Torture and other ill-treatment have been perpetrated by the Syrian intelligence services and other state forces for decades, fostered by a culture of impunity that is reinforced by Syrian legislation. However, since the current crisis in Syria began in 2011, the situation has become catastrophic, with torture committed on a massive scale.
The Syrian authorities have attempted to keep information about what is going on inside their detention facilities secret. They have refused access to human rights monitors and – both in the media and in international forums such as the UN Security Council – deny that violations take place despite overwhelming evidence to the contrary.
Monitoring bodies, such as the UN-mandated Independent International Commission of Inquiry for the Syrian Arab Republic (UN Commission of Inquiry), have collected sufficient evidence to estimate that “tens of thousands of people are detained by the Syrian government at any given time” and to show that torture and other ill-treatment are a routine occurrence in government detention facilities. Their evidence, which is corroborated by Amnesty International’s research, includes testimony from former detainees and families of detainees; it also relies on civilians and military personnel who previously worked in detention facilities, courts and state-operated hospitals and who have, after escaping the country, provided credible evidence to complete the gruesome picture of the reality for Syrian detainees.

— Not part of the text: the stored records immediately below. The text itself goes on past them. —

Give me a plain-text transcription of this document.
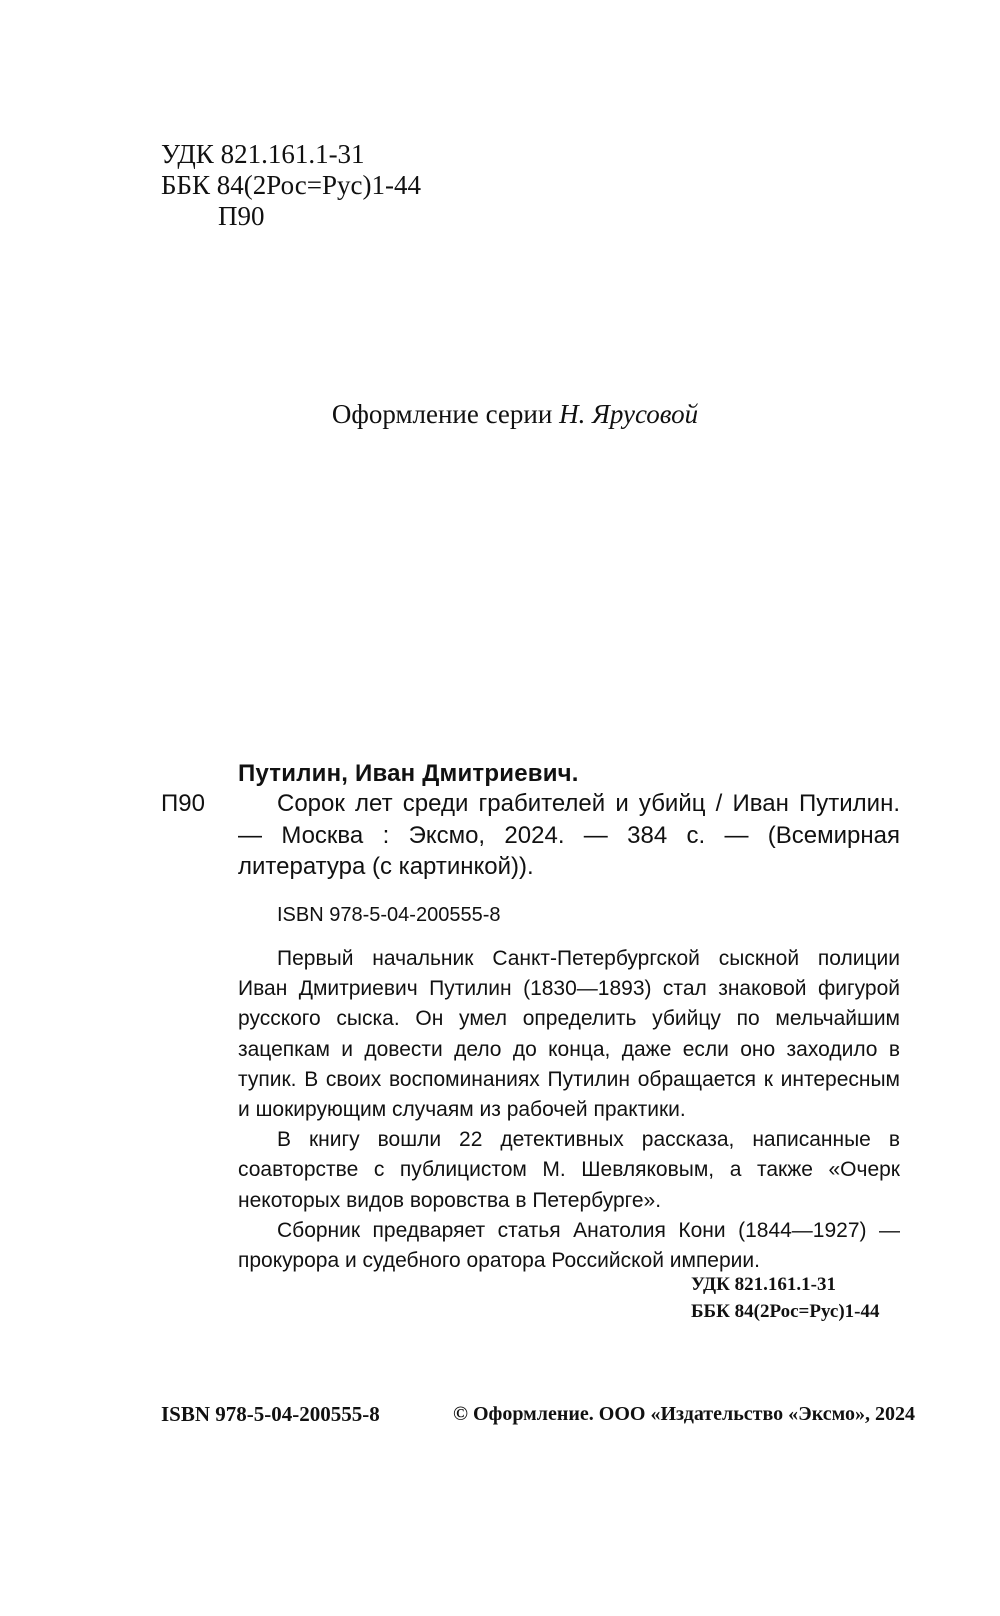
УДК 821.161.1-31
ББК 84(2Рос=Рус)1-44
П90
Оформление серии Н. Ярусовой
Путилин, Иван Дмитриевич.
П90	Сорок лет среди грабителей и убийц / Иван Путилин. — Москва : Эксмо, 2024. — 384 с. — (Всемирная литература (с картинкой)).
ISBN 978-5-04-200555-8

Первый начальник Санкт-Петербургской сыскной полиции Иван Дмитриевич Путилин (1830—1893) стал знаковой фигурой русского сыска. Он умел определить убийцу по мельчайшим зацепкам и довести дело до конца, даже если оно заходило в тупик. В своих воспоминаниях Путилин обращается к интересным и шокирующим случаям из рабочей практики.

В книгу вошли 22 детективных рассказа, написанные в соавторстве с публицистом М. Шевляковым, а также «Очерк некоторых видов воровства в Петербурге».

Сборник предваряет статья Анатолия Кони (1844—1927) — прокурора и судебного оратора Российской империи.

УДК 821.161.1-31
ББК 84(2Рос=Рус)1-44
ISBN 978-5-04-200555-8	© Оформление. ООО «Издательство «Эксмо», 2024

These widespread abuses in detention are taking place in a context in which Syria’s human rights situation, in general, has deteriorated disastrously following the brutal repression of peaceful protests calling for political change in March 2011. Following the evolution of the situation into an internal armed conflict by mid-2012, civilians have been caught in the middle as Syrian government forces and non-state armed groups violate the laws of war. At the current time, no justice is in sight for the overwhelming majority of those whose rights have been violated.
This report focuses on the experience of 65 torture survivors interviewed by Amnesty International. It charts their journeys through what many, such as the UN Commission of Inquiry, consider to be Syria’s most lethal detention facilities, including the detention centres operated by Syria’s four intelligence services – Air Force Intelligence, Military Intelligence, Political Security and General Intelligence – and Saydnaya (also spelt Sednaya) Military Prison. In doing so, it reveals the changing patterns of torture and other ill-treatment that detainees face through the phases of arrest, interrogation by intelligence services and imprisonment. It also shows the challenges faced by those who survive the ordeal following release.